Loss and damage, sometimes called climate reparations, refers to funding to help developing nations deal with and recover from the impacts of climate change. It differs from finance for adaptation because it is focused on the losses and damages caused by climate events, rather than boosting resilience to future events.
While developed countries spent decades blocking discussion of loss and damage funding at UN climate summits, that changed at COP27 in Sharm El-Sheikh in 2022, when New Zealand helped unlock the conversation by pledging $20 million for loss and damage. Developments have proceeded rapidly since then, with a global fund for loss and damage announced last year in Dubai.
At COP29, countries have pushed for further progress on loss and damage. The Dubai fund has just US$720 million in it, while annual losses and damages due to climate change in the developing world run into the hundreds of billions, if not trillions, of dollars.
New Zealand’s contribution to Vanuatu will help create a dedicated fund for the island nation to raise further money to cover its loss and damage costs. In 2022, Vanuatu said it would need US$177 million over the next decade solely to respond to loss and damage.
Todd Croad, the head of New Zealand’s delegation to COP29, said New Zealand viewed the loss and damage funding landscape as a “mosaic”.
“The [global] fund is a big part of that, but there’s also other funding arrangements in that space. There is an ongoing role for bilateral or regional-type initiatives. We see that with adaptation at the moment as well. Off the top of my head, I think there are three main things that that could do,” he said.
“One is as a direct source of funding to make the type of work we’re doing ready in the Pacific, in terms of setting up these pilot programmes in a number of areas. The second way is that we can be part of it by delivering things bilaterally and that’s potentially a useful thing for us to have in our toolkit. Thirdly, that role of trying to use bilateral funding to make the countries ready to access larger amounts of funding from a wide range of sources is potentially one of those unlocking things that bilateral assistance can help with.”
Kalo said it was important for recipients to be have agency in how the finance is spent. He thanked New Zealand for its new, flexible approach to climate finance that gives Pacific nations greater control over the aid they receive. Vanuatu is seeking to expand that approach to loss and damage by itself producing a definition for loss and damage.
“Within the space of negotiation, there is yet to be an agreed definition of loss and damage. We believe, in the case of Vanuatu, that we can frame the definition in regards to our present circumstances, in terms of our vulnerability, our exposure,” he said.
“We want to domesticate loss and damage. We want to say, ‘This is the definition’. Not you coming forward, telling us, ‘You have to go this way or that way’. We want to show you the leadership where Vanuatu drives its own intervention, its own intention about loss and damage.”

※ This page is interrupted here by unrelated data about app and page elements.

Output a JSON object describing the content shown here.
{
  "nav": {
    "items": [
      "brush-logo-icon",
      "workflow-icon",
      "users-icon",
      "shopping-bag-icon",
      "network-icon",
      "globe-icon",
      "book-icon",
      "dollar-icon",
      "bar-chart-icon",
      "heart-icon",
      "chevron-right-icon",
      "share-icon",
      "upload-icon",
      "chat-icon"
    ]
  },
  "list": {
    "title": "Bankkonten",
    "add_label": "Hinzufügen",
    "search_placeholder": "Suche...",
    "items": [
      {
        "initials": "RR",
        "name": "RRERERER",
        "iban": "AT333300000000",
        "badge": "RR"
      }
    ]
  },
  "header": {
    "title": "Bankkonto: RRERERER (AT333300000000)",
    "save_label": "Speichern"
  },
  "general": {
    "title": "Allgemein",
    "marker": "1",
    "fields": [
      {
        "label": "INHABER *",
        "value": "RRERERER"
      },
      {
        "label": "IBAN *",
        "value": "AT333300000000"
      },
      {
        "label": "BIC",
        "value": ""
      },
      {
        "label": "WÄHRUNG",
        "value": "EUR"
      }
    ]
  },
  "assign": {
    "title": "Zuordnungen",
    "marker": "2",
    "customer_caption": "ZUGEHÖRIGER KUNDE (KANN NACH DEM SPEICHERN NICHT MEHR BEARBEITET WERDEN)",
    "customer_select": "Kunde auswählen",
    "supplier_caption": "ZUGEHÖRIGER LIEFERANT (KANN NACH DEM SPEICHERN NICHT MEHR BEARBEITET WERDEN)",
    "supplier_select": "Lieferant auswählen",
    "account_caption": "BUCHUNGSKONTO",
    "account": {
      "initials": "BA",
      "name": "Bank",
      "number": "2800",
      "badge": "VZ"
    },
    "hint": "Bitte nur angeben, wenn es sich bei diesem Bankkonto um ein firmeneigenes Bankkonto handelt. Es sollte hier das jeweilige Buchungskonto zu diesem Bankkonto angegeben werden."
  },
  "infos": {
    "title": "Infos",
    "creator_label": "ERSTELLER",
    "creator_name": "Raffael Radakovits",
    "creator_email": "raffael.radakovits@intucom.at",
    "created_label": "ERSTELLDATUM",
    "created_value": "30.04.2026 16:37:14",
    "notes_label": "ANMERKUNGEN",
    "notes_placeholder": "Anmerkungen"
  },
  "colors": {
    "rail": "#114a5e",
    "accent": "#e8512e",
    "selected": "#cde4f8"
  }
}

Although loss and damage has taken a bit of a backseat at COP29, it has still come up in the context of negotiations for a new global finance goal. Developing nations like Vanuatu are pushing for the goal to include loss and damage, while developed countries (including New Zealand) argue the finance goal created by the Paris Agreement includes only emissions reductions and adaptation.
Regardless of the outcome of the negotiations, funding will still flow towards loss and damage. But its inclusion or exclusion in the headline goal could determine how much of a priority it is, or whether it gets overlooked in favour of the other two forms of finance.